The Jewish group Anti-Defamation League (ADL) reversed itself and called a World War I-era massacre of Armenians a genocide, a change that comes days after the league fired a regional director for taking the same stance.
League director Abraham Foxman's statement that the killings of Armenians by Muslim Turks "were indeed tantamount to genocide" came after weeks of controversy in which critics questioned whether an organization dedicated to remembering Holocaust victims could remain credible without acknowledging the Armenian killings as genocide.
The New York-based organization had called the deaths of up 1.5 million Armenians at the hands of Muslim Turks between 1915 and 1923 an atrocity, but stopped short of saying it was genocide -- a planned extermination of the Christian Armenian minority.
Last week, the town of Watertown, home to a large Armenian population, withdrew from the ADL's "No Place for Hate" anti-bigotry program because of the organization's refusal to call the massacres genocide. The ADL also fired New England regional director Andrew Tarsy after he said he agreed the killings were genocide.

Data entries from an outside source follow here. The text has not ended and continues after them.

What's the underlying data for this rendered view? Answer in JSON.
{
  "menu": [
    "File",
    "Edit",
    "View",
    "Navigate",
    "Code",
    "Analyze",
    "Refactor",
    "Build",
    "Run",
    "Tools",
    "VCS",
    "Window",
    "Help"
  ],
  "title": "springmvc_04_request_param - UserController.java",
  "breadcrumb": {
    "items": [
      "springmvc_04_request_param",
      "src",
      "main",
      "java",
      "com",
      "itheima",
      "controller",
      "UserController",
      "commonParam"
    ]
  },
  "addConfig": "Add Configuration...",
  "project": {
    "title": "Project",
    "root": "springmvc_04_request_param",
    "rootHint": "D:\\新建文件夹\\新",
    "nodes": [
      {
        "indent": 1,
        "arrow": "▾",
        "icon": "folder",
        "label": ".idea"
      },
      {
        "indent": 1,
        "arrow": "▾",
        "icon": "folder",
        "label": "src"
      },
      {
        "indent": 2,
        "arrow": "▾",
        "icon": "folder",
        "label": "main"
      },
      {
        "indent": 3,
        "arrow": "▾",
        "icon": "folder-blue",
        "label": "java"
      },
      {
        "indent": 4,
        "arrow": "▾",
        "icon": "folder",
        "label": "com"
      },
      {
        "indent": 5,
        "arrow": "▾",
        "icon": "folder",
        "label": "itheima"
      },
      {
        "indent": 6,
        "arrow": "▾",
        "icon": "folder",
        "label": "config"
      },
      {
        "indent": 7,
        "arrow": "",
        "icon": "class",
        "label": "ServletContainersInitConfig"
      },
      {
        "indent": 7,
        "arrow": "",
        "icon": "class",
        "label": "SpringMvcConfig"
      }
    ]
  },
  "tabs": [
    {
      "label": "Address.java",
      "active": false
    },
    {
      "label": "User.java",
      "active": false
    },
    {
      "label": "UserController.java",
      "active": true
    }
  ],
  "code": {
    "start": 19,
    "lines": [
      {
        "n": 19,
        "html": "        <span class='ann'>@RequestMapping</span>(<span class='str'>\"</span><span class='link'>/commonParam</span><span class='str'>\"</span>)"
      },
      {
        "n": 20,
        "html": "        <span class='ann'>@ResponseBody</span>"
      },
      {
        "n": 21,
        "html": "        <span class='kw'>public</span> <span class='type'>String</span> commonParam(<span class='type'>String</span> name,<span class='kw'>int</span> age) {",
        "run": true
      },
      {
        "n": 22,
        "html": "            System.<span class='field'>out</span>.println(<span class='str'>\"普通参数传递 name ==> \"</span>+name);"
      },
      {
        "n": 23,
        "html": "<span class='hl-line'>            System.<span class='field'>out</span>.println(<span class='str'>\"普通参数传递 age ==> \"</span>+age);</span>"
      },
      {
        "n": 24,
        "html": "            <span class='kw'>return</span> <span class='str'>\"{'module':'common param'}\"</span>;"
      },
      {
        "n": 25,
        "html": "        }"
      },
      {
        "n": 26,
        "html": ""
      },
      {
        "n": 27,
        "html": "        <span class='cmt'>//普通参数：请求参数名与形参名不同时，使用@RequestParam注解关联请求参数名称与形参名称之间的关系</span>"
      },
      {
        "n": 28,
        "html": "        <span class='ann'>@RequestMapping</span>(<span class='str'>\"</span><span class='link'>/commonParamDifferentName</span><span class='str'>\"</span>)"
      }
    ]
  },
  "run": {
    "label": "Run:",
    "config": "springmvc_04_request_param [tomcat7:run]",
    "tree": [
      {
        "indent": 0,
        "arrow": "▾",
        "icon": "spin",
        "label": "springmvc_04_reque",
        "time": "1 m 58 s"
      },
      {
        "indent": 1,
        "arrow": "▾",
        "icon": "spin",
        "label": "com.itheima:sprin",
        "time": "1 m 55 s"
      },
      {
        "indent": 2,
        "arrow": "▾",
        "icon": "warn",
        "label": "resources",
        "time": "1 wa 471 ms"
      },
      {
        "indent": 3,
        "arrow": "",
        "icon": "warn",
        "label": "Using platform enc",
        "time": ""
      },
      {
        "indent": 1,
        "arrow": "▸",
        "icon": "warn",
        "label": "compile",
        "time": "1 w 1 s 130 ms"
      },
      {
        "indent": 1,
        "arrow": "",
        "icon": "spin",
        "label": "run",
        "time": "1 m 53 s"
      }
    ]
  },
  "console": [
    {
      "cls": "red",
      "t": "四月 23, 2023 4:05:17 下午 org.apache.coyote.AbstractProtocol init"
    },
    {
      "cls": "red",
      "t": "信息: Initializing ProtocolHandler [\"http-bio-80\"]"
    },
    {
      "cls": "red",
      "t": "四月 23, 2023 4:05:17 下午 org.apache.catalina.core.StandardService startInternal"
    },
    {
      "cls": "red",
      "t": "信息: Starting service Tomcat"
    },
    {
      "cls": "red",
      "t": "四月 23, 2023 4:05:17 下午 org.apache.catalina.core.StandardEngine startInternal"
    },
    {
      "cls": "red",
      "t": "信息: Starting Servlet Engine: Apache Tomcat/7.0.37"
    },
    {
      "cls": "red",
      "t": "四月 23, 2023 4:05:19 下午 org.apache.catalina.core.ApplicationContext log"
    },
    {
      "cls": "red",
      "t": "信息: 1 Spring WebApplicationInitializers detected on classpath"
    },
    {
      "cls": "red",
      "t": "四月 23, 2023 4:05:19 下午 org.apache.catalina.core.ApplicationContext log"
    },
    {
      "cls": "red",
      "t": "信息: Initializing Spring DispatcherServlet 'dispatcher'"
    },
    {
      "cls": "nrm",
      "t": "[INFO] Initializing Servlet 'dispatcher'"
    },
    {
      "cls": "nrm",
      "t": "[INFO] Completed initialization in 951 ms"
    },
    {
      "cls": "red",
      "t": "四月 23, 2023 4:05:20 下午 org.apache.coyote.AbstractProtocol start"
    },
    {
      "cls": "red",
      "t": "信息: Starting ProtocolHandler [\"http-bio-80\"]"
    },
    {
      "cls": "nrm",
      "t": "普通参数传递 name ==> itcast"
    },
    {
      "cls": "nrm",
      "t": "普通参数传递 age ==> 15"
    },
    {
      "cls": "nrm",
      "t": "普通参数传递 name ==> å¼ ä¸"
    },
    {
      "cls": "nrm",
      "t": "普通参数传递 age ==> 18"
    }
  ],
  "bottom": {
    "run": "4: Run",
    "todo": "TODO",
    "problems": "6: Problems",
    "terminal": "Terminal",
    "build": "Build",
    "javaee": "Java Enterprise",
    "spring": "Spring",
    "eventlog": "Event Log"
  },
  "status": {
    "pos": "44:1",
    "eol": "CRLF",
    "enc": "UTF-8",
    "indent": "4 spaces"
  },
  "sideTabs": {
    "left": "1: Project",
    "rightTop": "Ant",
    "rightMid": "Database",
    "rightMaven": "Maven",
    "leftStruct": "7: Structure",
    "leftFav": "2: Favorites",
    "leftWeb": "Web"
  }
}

The towns of Acton and Newton were among those considering breaking ties with the ADL, and several Jewish organizations, led by the Jewish Community Relations Council of Greater Boston, signed a letter urging the ADL to acknowledge the killings as genocide.
In a statement on Tuesday, Foxman said he consulted with historians and his friend, Holocaust survivor Elie Weisel, after the controversy began and became convinced genocide had occurred.
In an interview, Foxman said the letter from the Jewish groups revealed divisions Jews cannot afford to have at a time of increased threats to them around the world.
But Foxman said his group would not support a pending Congressional resolution that calls the massacre a genocide, saying it was "a counterproductive diversion and will not foster reconciliation between Turks and Armenians."
Foxman would not comment on whether Tarsy would be rehired.
Nurten Ural, president of the Assembly of Turkish American Associations, said she was disappointed by the ADL's decision. Turks and Armenians both suffered during the war, and calling it genocide by the Turks is like being accused of a crime you did not commit, she said.
Ural said many historians do not believe a genocide occurred, and said if the Congressional resolution passes it would damage relations with Turkey, which is valued in the West as a friend of Israel in the hostile Middle East.